My issue is when I try to open on input a huge file (6GB) , there's a message that says:
cobol file status code 9Â
I compiled the program and it has no errors, but when I try to run it, I use a small one (3 GB for example) my program work correctly.
Any ideas ?
Variable declaration:
SELECT
MYFILE ASSIGN MYFILE
ACCESS SEQUENTIAL
STATUS IS XZ-STATUS6.
===
OPEN INPUT MYFILE
===
READ MYFILE NEXT AT END MOVE 1 TO ZFIN-F3
You may want to have a look at this link, which includes some info which may apply in your case. Some of the info included there:
If you have a file status data-item defined for a file, then after every input/output operation on the file (OPEN, CLOSE, READ, WRITE, REWRITE, START and DELETE) the run-time system updates it to indicate how the operation completed.

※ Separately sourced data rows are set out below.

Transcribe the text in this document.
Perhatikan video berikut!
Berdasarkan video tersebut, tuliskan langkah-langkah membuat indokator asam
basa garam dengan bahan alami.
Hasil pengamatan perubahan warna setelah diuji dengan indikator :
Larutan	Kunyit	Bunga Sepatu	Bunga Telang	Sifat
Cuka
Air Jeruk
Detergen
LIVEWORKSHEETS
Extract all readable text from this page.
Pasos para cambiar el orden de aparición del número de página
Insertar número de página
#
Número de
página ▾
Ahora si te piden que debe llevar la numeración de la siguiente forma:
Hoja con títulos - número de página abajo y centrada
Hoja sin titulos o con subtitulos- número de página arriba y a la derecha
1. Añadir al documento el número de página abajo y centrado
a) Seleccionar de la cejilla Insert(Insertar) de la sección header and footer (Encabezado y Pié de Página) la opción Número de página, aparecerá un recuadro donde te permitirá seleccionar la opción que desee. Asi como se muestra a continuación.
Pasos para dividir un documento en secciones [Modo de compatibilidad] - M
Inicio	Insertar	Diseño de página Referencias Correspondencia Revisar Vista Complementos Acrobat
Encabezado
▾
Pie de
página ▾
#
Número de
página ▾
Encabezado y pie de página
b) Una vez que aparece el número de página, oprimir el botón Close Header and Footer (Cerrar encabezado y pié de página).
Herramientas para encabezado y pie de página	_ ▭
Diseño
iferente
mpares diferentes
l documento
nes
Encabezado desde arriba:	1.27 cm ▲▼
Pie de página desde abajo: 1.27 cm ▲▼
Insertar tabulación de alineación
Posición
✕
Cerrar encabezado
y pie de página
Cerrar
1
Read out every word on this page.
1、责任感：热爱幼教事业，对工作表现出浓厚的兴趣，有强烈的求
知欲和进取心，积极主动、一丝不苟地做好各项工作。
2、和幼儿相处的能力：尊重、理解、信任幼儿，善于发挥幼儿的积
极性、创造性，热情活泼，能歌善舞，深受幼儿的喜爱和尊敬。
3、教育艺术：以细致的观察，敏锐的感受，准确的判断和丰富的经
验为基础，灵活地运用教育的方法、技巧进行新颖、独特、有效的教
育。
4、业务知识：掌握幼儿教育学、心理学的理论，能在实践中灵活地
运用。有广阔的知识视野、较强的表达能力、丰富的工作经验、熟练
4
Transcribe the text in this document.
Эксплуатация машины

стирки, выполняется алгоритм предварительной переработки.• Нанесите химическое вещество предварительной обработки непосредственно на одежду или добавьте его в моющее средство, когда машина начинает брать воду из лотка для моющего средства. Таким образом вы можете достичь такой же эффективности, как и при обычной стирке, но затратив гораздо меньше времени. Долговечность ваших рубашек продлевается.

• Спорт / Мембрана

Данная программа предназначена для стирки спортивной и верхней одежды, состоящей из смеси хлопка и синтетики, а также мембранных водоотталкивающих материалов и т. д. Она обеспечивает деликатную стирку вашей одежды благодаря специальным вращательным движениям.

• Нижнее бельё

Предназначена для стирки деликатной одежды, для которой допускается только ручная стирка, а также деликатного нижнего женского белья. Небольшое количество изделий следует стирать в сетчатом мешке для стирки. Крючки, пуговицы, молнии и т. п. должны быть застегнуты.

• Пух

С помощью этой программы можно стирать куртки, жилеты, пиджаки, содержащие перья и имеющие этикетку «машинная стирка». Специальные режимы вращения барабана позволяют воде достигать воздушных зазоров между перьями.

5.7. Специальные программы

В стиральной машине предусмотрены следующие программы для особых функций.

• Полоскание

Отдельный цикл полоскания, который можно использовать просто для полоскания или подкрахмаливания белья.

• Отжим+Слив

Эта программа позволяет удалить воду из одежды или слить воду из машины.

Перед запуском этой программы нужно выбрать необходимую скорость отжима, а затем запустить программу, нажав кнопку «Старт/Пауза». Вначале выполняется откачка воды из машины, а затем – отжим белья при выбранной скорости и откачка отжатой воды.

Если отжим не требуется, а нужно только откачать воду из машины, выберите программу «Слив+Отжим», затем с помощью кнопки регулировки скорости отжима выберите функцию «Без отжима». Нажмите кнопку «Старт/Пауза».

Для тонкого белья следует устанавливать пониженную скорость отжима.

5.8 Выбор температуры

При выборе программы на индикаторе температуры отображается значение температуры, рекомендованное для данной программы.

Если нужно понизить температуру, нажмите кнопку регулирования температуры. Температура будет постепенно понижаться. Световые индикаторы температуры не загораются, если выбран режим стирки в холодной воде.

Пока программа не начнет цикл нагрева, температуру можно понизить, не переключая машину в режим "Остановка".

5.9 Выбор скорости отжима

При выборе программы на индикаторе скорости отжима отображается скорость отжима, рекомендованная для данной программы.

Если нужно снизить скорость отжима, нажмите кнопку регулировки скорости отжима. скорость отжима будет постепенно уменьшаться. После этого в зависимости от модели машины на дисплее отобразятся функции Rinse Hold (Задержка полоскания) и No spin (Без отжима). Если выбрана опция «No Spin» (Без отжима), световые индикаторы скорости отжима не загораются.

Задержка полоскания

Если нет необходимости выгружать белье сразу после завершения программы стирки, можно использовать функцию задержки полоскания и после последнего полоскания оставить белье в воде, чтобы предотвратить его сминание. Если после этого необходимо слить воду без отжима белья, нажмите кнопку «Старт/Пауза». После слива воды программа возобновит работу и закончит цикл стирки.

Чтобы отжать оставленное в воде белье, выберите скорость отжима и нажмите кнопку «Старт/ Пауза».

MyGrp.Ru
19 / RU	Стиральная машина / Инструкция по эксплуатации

Defining a file status data-item is optional. If a file status data-item is not declared and a serious file error occurs, the COBOL run-time system displays an error message and aborts your program.
You should check the file status data-item after each input/output operation, to see if the operation completed successfully.
File status is a two-byte code. If the first byte of the file status data-item contains value 9, it indicates a COBOL run-time system error. In that case, the second byte is a binary field containing an error code.
Example code (ws-file-status corresponds to your XZ-STATUS6)
...
working-storage section.
01 ws-file-status.
05 status-key-1 pic x.
05 status-key-2 pic x.
05 binary-status redefines status-key-2 pic 99 comp-x.
...
...
procedure division.
...
perform check-status.
...
check-status.
evaluate status-key-1
when "0" next sentence
when "1" display "end of file reached"
...
when "9" display "run-time-system error"
perform check-mf-error-message
end-evaluate.
...
check-mf-error-message.
evaluate binary-status
when 002 display "file not open"
when 007 display "disk space exhausted"
when 013 display "file not found"
when 024 display "disk error "
when 065 display "file locked "
when 068 display "record locked "
when 039 display "record inconsistent"
when 146 display "no current record "
when 180 display "file malformed "
when 208 display "network error "
when 213 display "too many locks "
when other display "not error status "
display binary-status
end-evaluate.
Note sure if your (bizarre) value Â
will correspond with any of the listed values for binary-status
(within check-mf-error-message
), but at least it should help find out how to correctly display your actual file status code.